In 2011, the oil and gas industry contributed more than $1.1 trillion towards US GDP of about $15 trillion in that year, according to the PwC report. That represents 7.3% of the total economic output of the U.S. economy in 2011, and comes from $481 billion in direct impact (jobs, income and value added within the industry), $494 billion in indirect impact (jobs, income and value added throughout the supply chain of the oil and gas industry) and $126 billion in induced impact (jobs, income and value added from household spending of the income earned directly or indirectly from the industry’s spending).

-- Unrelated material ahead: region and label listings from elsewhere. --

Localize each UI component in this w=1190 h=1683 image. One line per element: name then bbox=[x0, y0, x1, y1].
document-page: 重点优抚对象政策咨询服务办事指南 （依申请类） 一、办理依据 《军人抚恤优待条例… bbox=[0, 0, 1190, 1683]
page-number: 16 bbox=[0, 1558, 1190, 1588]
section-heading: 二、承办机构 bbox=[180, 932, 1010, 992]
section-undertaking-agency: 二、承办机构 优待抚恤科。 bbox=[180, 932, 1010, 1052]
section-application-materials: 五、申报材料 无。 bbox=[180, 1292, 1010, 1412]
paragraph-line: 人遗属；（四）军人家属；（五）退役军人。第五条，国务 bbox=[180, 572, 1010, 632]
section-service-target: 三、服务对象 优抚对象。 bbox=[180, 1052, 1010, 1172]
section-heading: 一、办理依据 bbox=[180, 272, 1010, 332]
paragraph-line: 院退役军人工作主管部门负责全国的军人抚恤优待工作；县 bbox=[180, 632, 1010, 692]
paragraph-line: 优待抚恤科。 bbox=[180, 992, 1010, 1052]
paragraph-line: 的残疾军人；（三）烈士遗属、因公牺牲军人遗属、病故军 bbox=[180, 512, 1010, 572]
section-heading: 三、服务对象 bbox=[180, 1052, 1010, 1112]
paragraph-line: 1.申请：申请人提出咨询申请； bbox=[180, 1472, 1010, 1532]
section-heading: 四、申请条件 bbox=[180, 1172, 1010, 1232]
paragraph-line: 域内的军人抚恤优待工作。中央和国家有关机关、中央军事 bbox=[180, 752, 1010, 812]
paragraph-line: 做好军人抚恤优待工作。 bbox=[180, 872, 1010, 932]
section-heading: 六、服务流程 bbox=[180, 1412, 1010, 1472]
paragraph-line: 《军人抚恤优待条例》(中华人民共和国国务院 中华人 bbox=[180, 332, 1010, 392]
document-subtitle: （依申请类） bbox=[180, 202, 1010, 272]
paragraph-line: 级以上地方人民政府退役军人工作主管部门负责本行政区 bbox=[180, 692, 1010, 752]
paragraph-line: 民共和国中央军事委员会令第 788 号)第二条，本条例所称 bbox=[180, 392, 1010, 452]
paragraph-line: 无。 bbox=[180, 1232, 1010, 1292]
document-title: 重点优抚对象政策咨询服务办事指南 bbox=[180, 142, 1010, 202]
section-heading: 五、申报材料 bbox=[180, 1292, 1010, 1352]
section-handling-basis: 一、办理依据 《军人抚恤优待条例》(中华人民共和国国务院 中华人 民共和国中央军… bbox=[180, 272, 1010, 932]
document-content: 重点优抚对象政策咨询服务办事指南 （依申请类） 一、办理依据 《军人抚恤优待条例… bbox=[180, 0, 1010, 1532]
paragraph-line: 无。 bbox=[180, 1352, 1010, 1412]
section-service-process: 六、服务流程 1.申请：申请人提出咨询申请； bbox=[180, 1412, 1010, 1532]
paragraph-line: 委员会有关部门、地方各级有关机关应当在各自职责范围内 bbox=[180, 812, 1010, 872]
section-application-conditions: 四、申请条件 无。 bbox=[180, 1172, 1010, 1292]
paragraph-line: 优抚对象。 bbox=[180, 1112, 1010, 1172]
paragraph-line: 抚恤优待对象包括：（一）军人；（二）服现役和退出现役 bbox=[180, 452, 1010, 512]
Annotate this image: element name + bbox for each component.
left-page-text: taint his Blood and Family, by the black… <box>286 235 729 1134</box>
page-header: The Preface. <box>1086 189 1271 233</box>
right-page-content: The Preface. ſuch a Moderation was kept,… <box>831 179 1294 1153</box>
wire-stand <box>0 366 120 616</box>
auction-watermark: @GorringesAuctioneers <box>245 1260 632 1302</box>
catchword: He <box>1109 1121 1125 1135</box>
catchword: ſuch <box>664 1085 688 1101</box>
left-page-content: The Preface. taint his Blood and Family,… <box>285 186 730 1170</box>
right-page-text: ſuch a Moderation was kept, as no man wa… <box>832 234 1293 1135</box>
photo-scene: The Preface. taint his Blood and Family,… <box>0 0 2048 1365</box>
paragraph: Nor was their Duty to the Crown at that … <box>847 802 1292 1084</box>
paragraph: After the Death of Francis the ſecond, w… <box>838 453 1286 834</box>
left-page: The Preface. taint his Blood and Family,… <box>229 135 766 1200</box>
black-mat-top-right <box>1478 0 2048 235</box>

The chart above helps to put the size of America’s oil and natural gas industry into perspective. If the US oil and gas industry was considered as a separate national economy, it would have ranked as the world’s 16th largest economy with “GDP” in 2011 of $1.1 trillion, with just slightly less economic output as the entire national economies of South Korea ($1.11 trillion in GDP) and Mexico ($1.15 trillion in GDP), and not too far behind the GDP of Australia and Spain, based on World Bank data.
Here’s another way to put America’s enormous energy sector into perspective:
Q: Which is larger, America’s oil and gas industry, or the entire national economy of Saudi Arabia?
A. Even with the world’s largest reserves of crude oil and current production of more than 11 million barrels of oil per day, the output of Saudi Arabia’s entire economy at $580 billion in GDP in 2011 was only about half of the size of America’s oil and gas industry at $1.1 trillion.
The PwC report also estimates that the oil and gas industry supports more than 9.6 million jobs in the US economy, with about 2.6 million Americans working directly in the industry, and nearly 7 million additional jobs supported throughout the economy from the indirect and induced effects of the energy industry.
Bottom Line: America’s oil and gas industry is enormous, as is its impact on the US economy. And the positive impact of the oil and gas industry gets stronger all the time, as domestic energy output increases – North Dakota is producing record amounts of oil, Texas oil output has doubled in just the last three years to the highest level since 1987 (Eagle Ford Shale in Texas now ranks as the largest single oil and gas development in the world based on capital expenditures) and the US has probably just surpassed 7 million barrels per day in domestic oil production for the first time in more than 20 years. Domestic natural gas production reached a record high last year, bringing prices down to record low levels and rolling the carbon clock back by several decades. With all of the increased domestic production of oil and gas, the US was more energy self-sufficient in 2012 than in 20 years – we produced more than 83% of the total energy consumed last year (based on data for the first nine months) for the first time since 1991.
When we consider that the economic impact of America’s oil and natural gas industry is like adding the entire economic output of Mexico or South Korea to the US economy, it helps us understand and appreciate the enormous contribution and value of that one industry to our economy. With sensible tax and regulatory policies, and increased access to our nation’s vast energy treasures, there’s no reason why the US oil and gas industry won’t continue to expand and increase its economic footprint. Let’s hope that the economic output of the US oil and gas industry will one day surpass the GDP of economies like South Korea, Mexico and Australia. Or even Spain or Canada.